Nos últimos meses, Ortega tomou várias medidas autoritárias. Tendo aprovado a reeleição indefinida, apresentou-se como candidato para um quarto mandato no próximo dia 6 de novembro, tendo a mulher, Rosario Murillo, como vice. Impediu a presença de observadores estrangeiros e retirou o registro legal do único partido de oposição, o PLI (Partido Liberal Independente), além de destituir os únicos 16 deputados opositores do atual Congresso, composto por 91 membros.

"É um gesto simbólico, porque a oposição já estava liquidada. Esses deputados já não podiam aprovar nada. Trata-se de uma sinalização de que Ortega pretende governar, no próximo mandato, com um parlamento totalmente a favor", diz Carlos.

Onde fica Nicarágua

Hoje à frente do jornal "El Confidencial" e com dois programas de televisão em um canal independente, o herdeiro dos Chamorro já não crê no jornalismo partidário que praticou no passado.

"Naquela época fazia sentido pelo contexto.
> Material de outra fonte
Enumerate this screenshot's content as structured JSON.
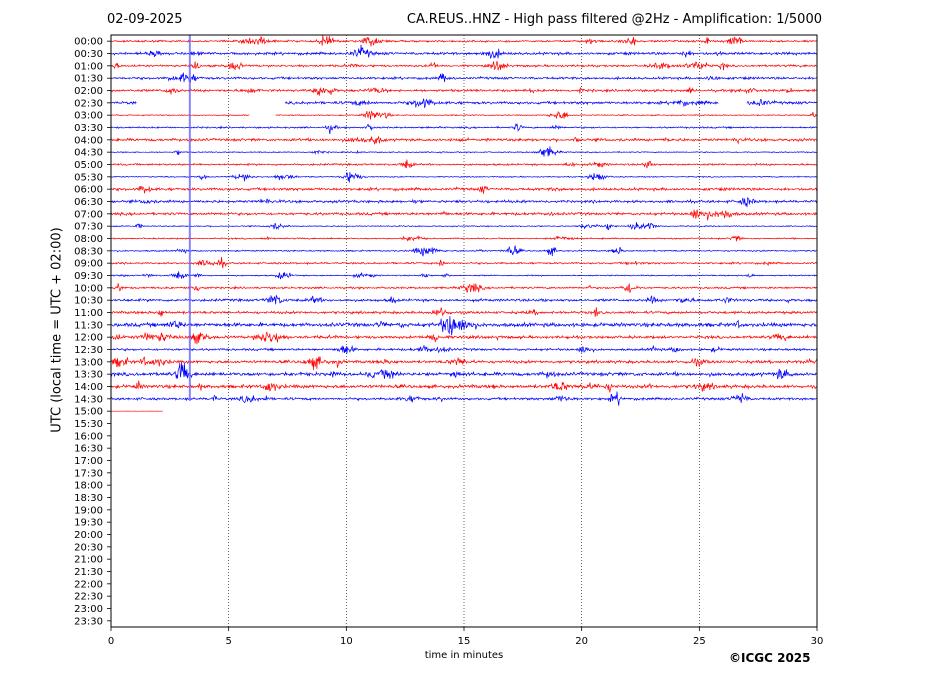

Desde os anos 90, acredito no jornalismo profissional e autônomo, porque os tempos são outros."

Para ele, virão anos difíceis. Tendo entrevistado Ortega várias vezes, disse ter ouvido dele repetidamente que não acredita "no sistema democrático, e sim na democracia direta", o que, em sua concepção, seria uma relação carismática construída com o povo por fora do sistema eleitoral.

"A médio prazo não vejo uma reação possível, uma aliança de forças como houve na época da Revolução. Eu preferia que a mudança viesse de uma forma pacífica, a partir do convencimento da população de não apoiar mais esse regime que quer perpetuar-se no poder, mas por ora não vejo possibilidade de mudança que não seja com algum tipo de trauma. Estão se fechando todas as portas", afirma.